Microsoft Office Tutorials and References
In Depth Information
Creating Formulas
But let’s face it: nobody particularly likes math,
especially complex math that involves several
calculations, each dependent on the last result
being correct. For example, after calculating the
Second Quarter sales total for the Northwest
Region, you might want to add that total to the
Second Quarter totals for the Midwest, Western,
and Southern Regions so you can see how well
the company is doing overall. If you were
calculating this by hand (or even with a calculator),
and you made a mistake in calculating the
Northwest Region’s sales total, then the company
total would be wrong as well. With Excel, you
can easily create one total and then reference
that total in another formula, without having to
reenter the formula for calculating the first total
all over again.
If you make changes to your data, Excel
automatically recalculates your formulas. For
example, if you change the May sales total for the
Northwest Region from $110,250 to $112,750,
then the second quarter sales total changes
automatically from $329,850 to $332,350 (for
example). Excel can handle anything from simple
calculations, such as adding two numbers together,
to complex calculations, such as adding only
the May sales values from each salesperson and
dividing by the total number of salespeople to
calculate the average sales amount for May.
Creating Formulas
To create a formula, you type it into
a cell. After you press Enter, the result of the
calculation is displayed (rather than the formula
itself). If you click the cell, the formula you typed
appears in the Formula bar (see Figure 2-2). All
formulas begin with an equals (=) sign, and
typically include a reference to one or more cells.

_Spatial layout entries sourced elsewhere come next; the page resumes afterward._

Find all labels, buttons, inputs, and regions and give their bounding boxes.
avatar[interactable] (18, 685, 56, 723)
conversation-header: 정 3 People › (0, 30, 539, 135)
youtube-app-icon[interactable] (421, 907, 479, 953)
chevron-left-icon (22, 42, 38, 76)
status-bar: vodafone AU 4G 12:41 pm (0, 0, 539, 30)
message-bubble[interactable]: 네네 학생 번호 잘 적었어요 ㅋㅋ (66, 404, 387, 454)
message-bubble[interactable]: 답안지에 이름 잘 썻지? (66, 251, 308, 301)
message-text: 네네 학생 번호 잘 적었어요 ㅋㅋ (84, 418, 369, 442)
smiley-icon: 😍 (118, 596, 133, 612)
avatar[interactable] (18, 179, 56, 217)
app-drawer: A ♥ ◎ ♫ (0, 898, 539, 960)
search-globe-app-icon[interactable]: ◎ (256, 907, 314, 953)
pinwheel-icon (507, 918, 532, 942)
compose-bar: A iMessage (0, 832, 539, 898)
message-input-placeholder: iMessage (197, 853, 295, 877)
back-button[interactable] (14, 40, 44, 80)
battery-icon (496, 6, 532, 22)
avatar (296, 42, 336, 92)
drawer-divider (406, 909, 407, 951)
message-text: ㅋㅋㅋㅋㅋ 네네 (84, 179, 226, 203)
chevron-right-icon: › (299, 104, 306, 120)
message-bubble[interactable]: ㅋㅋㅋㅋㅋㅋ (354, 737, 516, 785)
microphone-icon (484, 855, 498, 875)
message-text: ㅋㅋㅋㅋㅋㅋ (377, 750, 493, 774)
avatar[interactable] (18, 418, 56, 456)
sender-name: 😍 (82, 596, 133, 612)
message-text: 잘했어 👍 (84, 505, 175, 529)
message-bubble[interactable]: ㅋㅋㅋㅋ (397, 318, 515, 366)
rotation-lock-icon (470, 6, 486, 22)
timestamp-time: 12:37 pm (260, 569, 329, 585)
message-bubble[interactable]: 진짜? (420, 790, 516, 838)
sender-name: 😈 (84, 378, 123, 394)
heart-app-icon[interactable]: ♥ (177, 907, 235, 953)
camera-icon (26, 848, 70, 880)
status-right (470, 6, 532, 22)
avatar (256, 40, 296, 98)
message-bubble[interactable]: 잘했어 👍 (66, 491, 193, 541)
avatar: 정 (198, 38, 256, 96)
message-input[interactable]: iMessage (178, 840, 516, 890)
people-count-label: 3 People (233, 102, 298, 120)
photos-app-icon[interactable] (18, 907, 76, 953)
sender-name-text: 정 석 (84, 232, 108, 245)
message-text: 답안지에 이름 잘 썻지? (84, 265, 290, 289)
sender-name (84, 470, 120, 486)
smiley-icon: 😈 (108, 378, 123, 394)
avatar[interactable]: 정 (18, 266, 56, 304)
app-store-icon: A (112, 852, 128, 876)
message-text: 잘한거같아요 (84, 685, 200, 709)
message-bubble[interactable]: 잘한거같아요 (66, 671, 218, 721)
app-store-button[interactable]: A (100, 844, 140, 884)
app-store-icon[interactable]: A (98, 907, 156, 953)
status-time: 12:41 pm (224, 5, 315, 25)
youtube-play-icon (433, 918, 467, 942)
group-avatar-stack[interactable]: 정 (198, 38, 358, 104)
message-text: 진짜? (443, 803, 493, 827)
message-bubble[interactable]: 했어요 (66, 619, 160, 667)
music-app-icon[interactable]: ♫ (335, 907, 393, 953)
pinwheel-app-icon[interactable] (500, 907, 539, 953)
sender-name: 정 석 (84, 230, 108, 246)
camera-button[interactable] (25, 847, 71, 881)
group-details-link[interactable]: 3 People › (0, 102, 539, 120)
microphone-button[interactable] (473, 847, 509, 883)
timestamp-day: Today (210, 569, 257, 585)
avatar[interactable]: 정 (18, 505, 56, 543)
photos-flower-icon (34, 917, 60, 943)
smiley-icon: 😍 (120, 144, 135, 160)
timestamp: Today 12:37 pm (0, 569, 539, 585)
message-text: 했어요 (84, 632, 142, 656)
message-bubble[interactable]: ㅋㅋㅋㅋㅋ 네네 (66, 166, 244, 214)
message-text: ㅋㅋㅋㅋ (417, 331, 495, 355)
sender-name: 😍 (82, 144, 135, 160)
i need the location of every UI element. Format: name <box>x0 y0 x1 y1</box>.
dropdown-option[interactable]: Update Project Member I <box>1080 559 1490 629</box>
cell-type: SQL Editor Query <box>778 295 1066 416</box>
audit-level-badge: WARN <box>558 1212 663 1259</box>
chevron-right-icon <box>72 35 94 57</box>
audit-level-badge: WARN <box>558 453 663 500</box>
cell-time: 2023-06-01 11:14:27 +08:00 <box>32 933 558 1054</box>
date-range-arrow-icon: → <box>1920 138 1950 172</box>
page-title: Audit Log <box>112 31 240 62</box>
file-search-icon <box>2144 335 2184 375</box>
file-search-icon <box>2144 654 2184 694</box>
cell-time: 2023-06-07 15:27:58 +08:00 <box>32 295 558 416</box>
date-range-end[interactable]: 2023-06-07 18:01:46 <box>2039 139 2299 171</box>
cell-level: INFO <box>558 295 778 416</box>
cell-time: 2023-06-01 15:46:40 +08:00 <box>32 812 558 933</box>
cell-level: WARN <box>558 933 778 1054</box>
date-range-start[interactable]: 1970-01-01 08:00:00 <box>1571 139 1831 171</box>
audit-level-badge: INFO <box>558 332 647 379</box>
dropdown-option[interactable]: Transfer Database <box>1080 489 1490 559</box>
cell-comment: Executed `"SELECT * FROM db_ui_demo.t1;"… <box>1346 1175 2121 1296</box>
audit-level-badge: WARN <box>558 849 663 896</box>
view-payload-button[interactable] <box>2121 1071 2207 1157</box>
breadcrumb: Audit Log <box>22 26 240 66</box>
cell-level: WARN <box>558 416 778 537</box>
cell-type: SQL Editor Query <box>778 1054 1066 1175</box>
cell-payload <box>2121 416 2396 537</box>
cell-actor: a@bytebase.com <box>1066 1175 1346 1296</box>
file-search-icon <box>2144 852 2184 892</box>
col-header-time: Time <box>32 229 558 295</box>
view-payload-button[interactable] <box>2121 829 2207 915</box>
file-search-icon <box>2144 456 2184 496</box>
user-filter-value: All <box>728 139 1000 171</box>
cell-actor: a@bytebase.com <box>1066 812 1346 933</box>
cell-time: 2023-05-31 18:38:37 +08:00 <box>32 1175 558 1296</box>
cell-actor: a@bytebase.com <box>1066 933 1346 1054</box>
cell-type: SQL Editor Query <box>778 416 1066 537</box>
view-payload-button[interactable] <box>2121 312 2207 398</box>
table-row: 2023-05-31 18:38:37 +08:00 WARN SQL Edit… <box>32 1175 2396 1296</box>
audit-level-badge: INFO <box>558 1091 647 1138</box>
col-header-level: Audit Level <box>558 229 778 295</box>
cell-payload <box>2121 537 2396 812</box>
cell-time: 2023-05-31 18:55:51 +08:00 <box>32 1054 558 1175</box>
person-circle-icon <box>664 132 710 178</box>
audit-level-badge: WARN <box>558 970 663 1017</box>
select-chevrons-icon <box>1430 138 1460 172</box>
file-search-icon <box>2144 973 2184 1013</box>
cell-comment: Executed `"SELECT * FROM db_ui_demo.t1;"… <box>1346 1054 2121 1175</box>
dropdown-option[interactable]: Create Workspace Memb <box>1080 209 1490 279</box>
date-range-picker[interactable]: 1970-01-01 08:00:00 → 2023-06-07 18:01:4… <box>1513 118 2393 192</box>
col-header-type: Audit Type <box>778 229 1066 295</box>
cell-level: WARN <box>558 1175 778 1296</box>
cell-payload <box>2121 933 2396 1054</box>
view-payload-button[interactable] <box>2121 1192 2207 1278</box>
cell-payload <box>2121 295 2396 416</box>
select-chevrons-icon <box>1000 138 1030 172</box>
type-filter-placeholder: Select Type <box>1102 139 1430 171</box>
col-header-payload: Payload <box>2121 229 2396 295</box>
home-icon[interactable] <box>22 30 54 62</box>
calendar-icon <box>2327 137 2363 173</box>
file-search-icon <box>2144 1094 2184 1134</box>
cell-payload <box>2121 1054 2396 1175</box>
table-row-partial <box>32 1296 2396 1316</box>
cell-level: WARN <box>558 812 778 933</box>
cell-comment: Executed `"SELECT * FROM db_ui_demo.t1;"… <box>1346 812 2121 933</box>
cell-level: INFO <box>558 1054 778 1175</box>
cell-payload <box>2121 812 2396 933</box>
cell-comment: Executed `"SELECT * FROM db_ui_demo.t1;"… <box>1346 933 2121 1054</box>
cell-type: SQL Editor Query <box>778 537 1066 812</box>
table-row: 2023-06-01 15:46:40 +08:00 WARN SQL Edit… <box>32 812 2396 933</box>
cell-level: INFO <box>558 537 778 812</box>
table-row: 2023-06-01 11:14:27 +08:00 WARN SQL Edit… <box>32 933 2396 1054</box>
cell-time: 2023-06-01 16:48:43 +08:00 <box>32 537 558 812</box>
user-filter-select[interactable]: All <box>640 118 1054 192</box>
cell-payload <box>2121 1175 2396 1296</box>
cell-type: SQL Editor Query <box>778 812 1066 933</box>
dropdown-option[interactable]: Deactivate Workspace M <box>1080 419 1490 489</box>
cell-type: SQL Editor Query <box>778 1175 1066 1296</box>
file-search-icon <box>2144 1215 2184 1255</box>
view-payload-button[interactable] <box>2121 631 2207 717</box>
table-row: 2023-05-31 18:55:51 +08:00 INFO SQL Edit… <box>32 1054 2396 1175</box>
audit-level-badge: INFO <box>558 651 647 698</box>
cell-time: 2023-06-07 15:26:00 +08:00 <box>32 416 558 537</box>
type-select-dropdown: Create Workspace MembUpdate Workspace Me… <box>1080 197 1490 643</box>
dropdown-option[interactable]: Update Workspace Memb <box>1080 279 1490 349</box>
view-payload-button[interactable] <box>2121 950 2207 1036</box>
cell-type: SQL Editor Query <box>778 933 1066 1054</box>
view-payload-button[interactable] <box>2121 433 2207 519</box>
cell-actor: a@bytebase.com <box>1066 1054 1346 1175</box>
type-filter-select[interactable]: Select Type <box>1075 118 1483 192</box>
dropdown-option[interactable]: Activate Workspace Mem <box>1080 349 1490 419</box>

The values in the referenced cells are used when
calculating the formula result. These cell values
can be static (meaning they don’t change) or the
result of another formula. For example, in cell
E12, you might enter a formula that adds monthly
sales for the Northwest Region to calculate the
Second Quarter sales total. In cell E16, you
might enter a different formula that references
the value in cell E12, adding it to the Second
Quarter totals for the other regions. If you have
to change the Northwest Region’s May sales
amount later on, the total in cells E12 and E16
are automatically recalculated for you.